Which is why I think that it is simply inaccurate to speak in terms of what religions were doing or saying during specific “eras.”  The very idea of “eras” is so frustrating since it is nothing but an interpretive tool on the page.  The closest we might get to an accurate account of thought over time might be to speak of “schools” but not “eras.”  Especially when said “eras” become a tool of oppressive violence to another’s belief system.

“The problem of the secular in the “history of religions”

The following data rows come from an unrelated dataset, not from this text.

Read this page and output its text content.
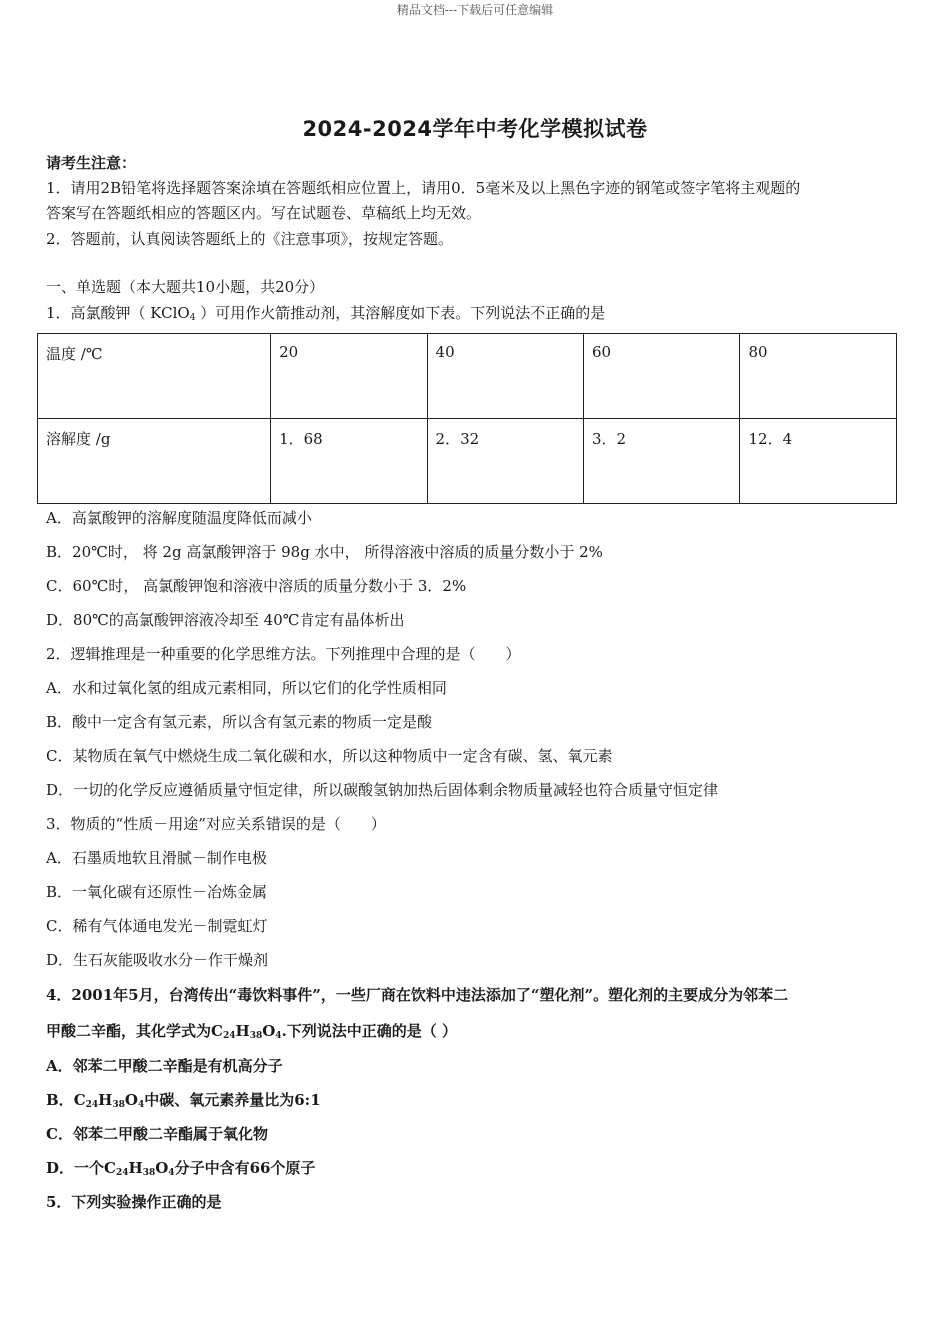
精品文档---下载后可任意编辑
2024-2024学年中考化学模拟试卷
请考生注意：
1．请用2B铅笔将选择题答案涂填在答题纸相应位置上，请用0．5毫米及以上黑色字迹的钢笔或签字笔将主观题的
答案写在答题纸相应的答题区内。写在试题卷、草稿纸上均无效。
2．答题前，认真阅读答题纸上的《注意事项》，按规定答题。
一、单选题（本大题共10小题，共20分）
1．高氯酸钾（ KClO$_4$ ）可用作火箭推动剂，其溶解度如下表。下列说法不正确的是
温度 /℃	20	40	60	80
溶解度 /g	1．68	2．32	3．2	12．4
A．高氯酸钾的溶解度随温度降低而减小
B．20℃时， 将 2g 高氯酸钾溶于 98g 水中， 所得溶液中溶质的质量分数小于 2%
C．60℃时， 高氯酸钾饱和溶液中溶质的质量分数小于 3．2%
D．80℃的高氯酸钾溶液冷却至 40℃肯定有晶体析出
2．逻辑推理是一种重要的化学思维方法。下列推理中合理的是（　　）
A．水和过氧化氢的组成元素相同，所以它们的化学性质相同
B．酸中一定含有氢元素，所以含有氢元素的物质一定是酸
C．某物质在氧气中燃烧生成二氧化碳和水，所以这种物质中一定含有碳、氢、氧元素
D．一切的化学反应遵循质量守恒定律，所以碳酸氢钠加热后固体剩余物质量减轻也符合质量守恒定律
3．物质的“性质－用途”对应关系错误的是（　　）
A．石墨质地软且滑腻－制作电极
B．一氧化碳有还原性－冶炼金属
C．稀有气体通电发光－制霓虹灯
D．生石灰能吸收水分－作干燥剂
4．2001年5月，台湾传出“毒饮料事件”，一些厂商在饮料中违法添加了“塑化剂”。塑化剂的主要成分为邻苯二
甲酸二辛酯，其化学式为$C_{24}H_{38}O_4$.下列说法中正确的是（ ）
A．邻苯二甲酸二辛酯是有机高分子
B．$C_{24}H_{38}O_4$中碳、氧元素养量比为6:1
C．邻苯二甲酸二辛酯属于氧化物
D．一个$C_{24}H_{38}O_4$分子中含有66个原子
5．下列实验操作正确的是
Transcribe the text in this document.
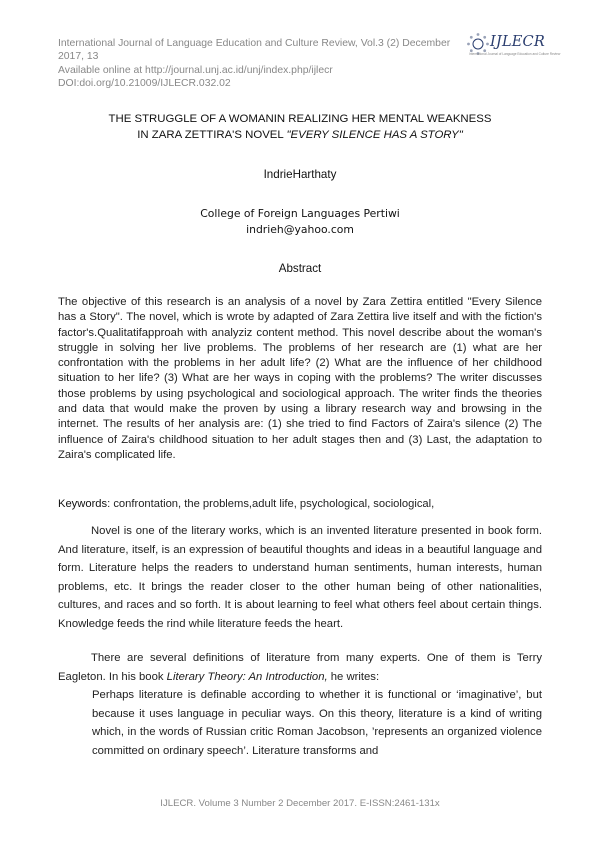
International Journal of Language Education and Culture Review, Vol.3 (2) December 2017, 13
Available online at http://journal.unj.ac.id/unj/index.php/ijlecr
DOI:doi.org/10.21009/IJLECR.032.02
IJLECR
International Journal of Language Education and Culture Review
THE STRUGGLE OF A WOMANIN REALIZING HER MENTAL WEAKNESS
IN ZARA ZETTIRA'S NOVEL "EVERY SILENCE HAS A STORY"
IndrieHarthaty
College of Foreign Languages Pertiwi
indrieh@yahoo.com
Abstract
The objective of this research is an analysis of a novel by Zara Zettira entitled "Every Silence has a Story". The novel, which is wrote by adapted of Zara Zettira live itself and with the fiction's factor's.Qualitatifapproah with analyziz content method. This novel describe about the woman's struggle in solving her live problems. The problems of her research are (1) what are her confrontation with the problems in her adult life? (2) What are the influence of her childhood situation to her life? (3) What are her ways in coping with the problems? The writer discusses those problems by using psychological and sociological approach. The writer finds the theories and data that would make the proven by using a library research way and browsing in the internet. The results of her analysis are: (1) she tried to find Factors of Zaira's silence (2) The influence of Zaira's childhood situation to her adult stages then and (3) Last, the adaptation to Zaira's complicated life.
Keywords: confrontation, the problems,adult life, psychological, sociological,
Novel is one of the literary works, which is an invented literature presented in book form. And literature, itself, is an expression of beautiful thoughts and ideas in a beautiful language and form. Literature helps the readers to understand human sentiments, human interests, human problems, etc. It brings the reader closer to the other human being of other nationalities, cultures, and races and so forth. It is about learning to feel what others feel about certain things. Knowledge feeds the rind while literature feeds the heart.
There are several definitions of literature from many experts. One of them is Terry Eagleton. In his book Literary Theory: An Introduction, he writes:
Perhaps literature is definable according to whether it is functional or ‘imaginative’, but because it uses language in peculiar ways. On this theory, literature is a kind of writing which, in the words of Russian critic Roman Jacobson, ’represents an organized violence committed on ordinary speech’. Literature transforms and
IJLECR. Volume 3 Number 2 December 2017. E-ISSN:2461-131x
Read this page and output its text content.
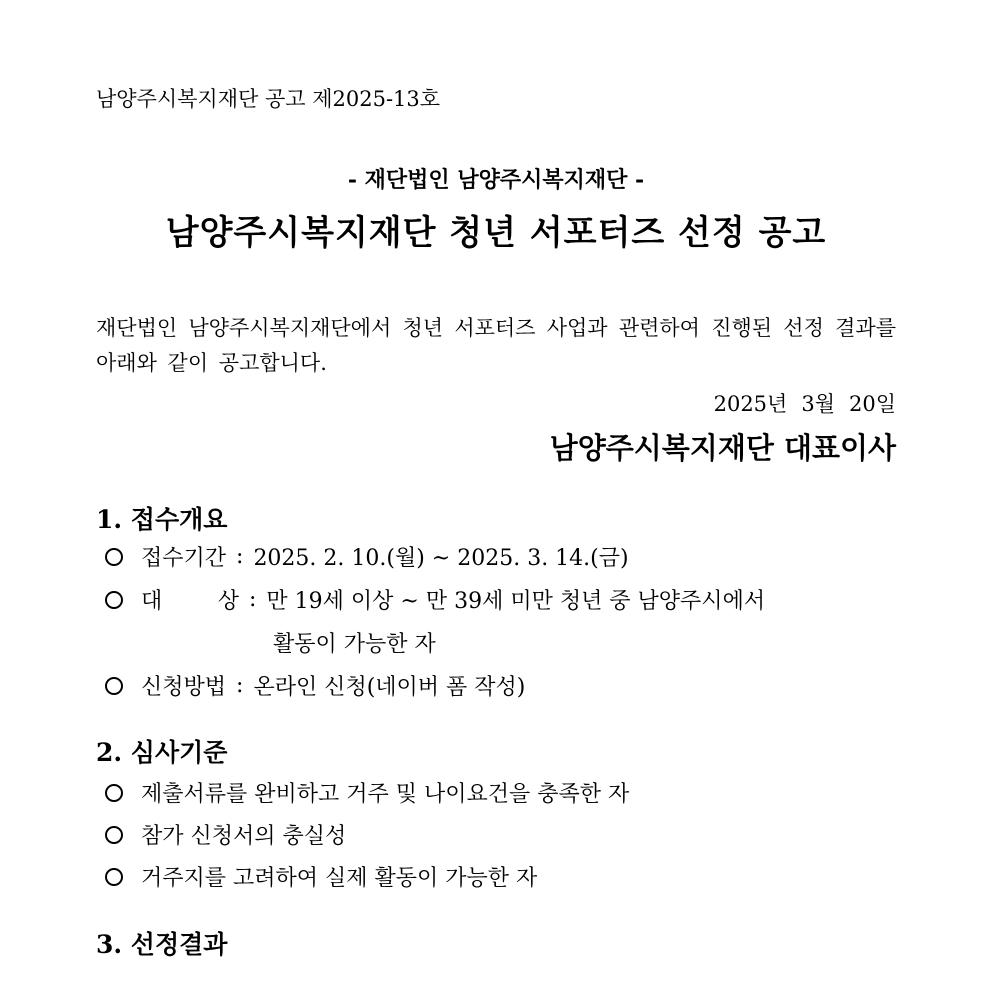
남양주시복지재단 공고 제2025-13호
- 재단법인 남양주시복지재단 -
남양주시복지재단 청년 서포터즈 선정 공고
재단법인 남양주시복지재단에서 청년 서포터즈 사업과 관련하여 진행된 선정 결과를 아래와 같이 공고합니다.
2025년 3월 20일
남양주시복지재단 대표이사
1. 접수개요
접수기간 : 2025. 2. 10.(월) ~ 2025. 3. 14.(금)
대	상 : 만 19세 이상 ~ 만 39세 미만 청년 중 남양주시에서
활동이 가능한 자
신청방법 : 온라인 신청(네이버 폼 작성)
2. 심사기준
제출서류를 완비하고 거주 및 나이요건을 충족한 자
참가 신청서의 충실성
거주지를 고려하여 실제 활동이 가능한 자
3. 선정결과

As Shawn Wamsley just asserted commenting on Jeremy’s second post, narratives cannot be universalized to be demonstrably true outside of their own meta-narratives.  The bare fact of the matter is that the assertions of accouts of the history of religions are done amongst the intellectual elite in the houses of learning still living under the mistaken assumption that they can give an objective account both of history and of “religions”; of what it is, of where it is going, what it means, and what we should do about it.  It defines religion, (which it cannot do succinctly enough so it must resort to multiple definitions of religion), it defines the distinguishing marks of religion, it defines the “eternal core” of those religions, and it decides what we as a society must do about it.  If there is one thing I learned in Cultural Anthropology and Environmental Science, it is not a lot about other cultures or about anthropogenic global warming, but about the idealogical core of the social sciences and their own meta-narratives.

(I hope this does not to sound too nasty)

At the end of the day, I believe modern-western religious pluralism is nothing but the bastard child of secularism and its exultation of “reason” over the rest of the world.

(Lest that seem to make me a fundamentalist, consider that Walter Brueggemann himself, no conservative by any estimation, consistently says that it is secularism which is at the heart of the decline in the Mainline.)  What it is is an account of the history and truthfulness of religions as critiqued by its own presumption.  Though some social scientists might recognize the reality of “the trancendent (as defined by them),” ultimately it says to the great faiths “Thanks for getting us this far, we’ll take it from here.  Moreover, we will personally decide what it is which actually counts for something from your religion, and in time, if you attend enough of our Universities, you will come to see it our way.”  It says what “god(s)” (as we define or don’t define the term) really wants.  But, religious pluralism bases this not on a belief in the revealing work of “god” but its own “objective” accounts of the faiths.

“The irrelevency of the social sciences, broadly conceived”

Jeremy posited that given the nature of our knowing about the world and about religions; and given that we are in an unavoidable pluralistic context, “exclusivist” religion is “no longer relevant”  This seems to be an important phrase for Jeremy since he will not assert that “exclusivist” faith is itself “wrong.”  This allows him a greater shield against the critique often leveled against religious monists and pluralists alike that their own system is “exclusive in its own way.”  Yet, the foundations for his pluralism is based on the violent exlusivism of the western social sciences.

Oddly enough, given the post-modern critique, and especially the “radical orthodox” critique continually developing in post-liberal anglo-catholicism (with which I continually find myself agreeing), it is Jeremy’s intellectual foundations which are “irrelevant” as they have been crumbling since at least the time of Derrida, Focoult, Rory and Gadamer among others.

Now all of this is not to say anything negative about Jeremy.  Jeremy is  actually one of the most compassionate and generous people I know (that is not an exageration); but as long as his reasoning for religious pluralism is dependent on the social sciences and not on the revealing love and activity of the Holy Trinity, then I am going to have to remain unconvinced.